Carência afetiva

Não podemos ser orgulhosos e não reconhecermos carentes. Todos nós somos carentes mas Deus tem um jeito para nós: nós temos solução, temos jeito. Muitas das nossos atitudes desgostosas com os outros e conosco mesmo são causadas por carências que tivemos em nossa história. Neste texto vamos caminhar bem no que é a carência afetiva, quais as causas e as soluções de Deus para nossa cura e transformação, pois Deus quer nos formar para uma vida de santidade.

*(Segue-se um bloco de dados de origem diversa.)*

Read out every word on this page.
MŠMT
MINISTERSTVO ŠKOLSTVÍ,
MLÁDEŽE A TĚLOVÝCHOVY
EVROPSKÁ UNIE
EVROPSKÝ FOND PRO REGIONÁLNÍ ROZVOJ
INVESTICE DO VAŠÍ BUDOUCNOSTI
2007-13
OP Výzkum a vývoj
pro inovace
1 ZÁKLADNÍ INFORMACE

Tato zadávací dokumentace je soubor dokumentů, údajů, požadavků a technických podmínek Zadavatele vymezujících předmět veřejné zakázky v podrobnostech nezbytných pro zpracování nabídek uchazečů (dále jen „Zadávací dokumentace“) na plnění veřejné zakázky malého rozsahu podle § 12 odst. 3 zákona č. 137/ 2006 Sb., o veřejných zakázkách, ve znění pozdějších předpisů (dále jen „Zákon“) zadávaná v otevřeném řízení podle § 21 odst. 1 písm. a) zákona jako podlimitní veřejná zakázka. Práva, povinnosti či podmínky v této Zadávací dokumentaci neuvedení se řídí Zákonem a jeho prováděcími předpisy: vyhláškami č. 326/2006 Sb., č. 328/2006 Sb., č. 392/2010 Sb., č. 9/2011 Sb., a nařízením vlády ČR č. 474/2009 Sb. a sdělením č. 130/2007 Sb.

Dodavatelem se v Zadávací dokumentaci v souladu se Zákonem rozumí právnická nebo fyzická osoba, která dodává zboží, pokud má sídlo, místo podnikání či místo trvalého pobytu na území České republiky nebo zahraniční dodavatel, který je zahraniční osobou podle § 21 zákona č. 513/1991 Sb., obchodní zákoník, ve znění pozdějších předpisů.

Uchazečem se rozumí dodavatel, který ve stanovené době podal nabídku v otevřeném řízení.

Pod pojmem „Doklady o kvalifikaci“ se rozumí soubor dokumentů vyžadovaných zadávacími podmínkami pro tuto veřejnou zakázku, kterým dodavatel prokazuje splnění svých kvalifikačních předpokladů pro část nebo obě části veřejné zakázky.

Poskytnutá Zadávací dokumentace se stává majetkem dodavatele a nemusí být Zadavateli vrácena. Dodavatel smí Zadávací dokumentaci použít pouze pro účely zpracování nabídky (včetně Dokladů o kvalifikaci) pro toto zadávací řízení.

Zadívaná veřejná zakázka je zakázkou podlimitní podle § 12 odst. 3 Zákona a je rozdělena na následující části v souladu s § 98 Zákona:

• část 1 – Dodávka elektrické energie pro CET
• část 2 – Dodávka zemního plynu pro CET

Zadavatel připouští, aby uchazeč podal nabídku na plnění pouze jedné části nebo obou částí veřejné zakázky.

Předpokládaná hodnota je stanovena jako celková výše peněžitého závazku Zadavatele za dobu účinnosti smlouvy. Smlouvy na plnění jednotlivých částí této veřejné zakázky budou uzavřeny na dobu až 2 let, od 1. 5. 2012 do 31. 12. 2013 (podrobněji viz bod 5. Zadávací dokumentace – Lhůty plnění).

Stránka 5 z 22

Na idade de 0 a 5 anos, a criança tem três necessidades básicas: amor, alimento e higiene. O prejuízo seria o atraso, a falta ou o excesso dessas necessidades. Neste caso a satisfação seria de forma imediata e equilibrada, ou seja, suprir essas necessidades de forma concreta sem atrasos, mas também de forma tranqüila e verdadeira.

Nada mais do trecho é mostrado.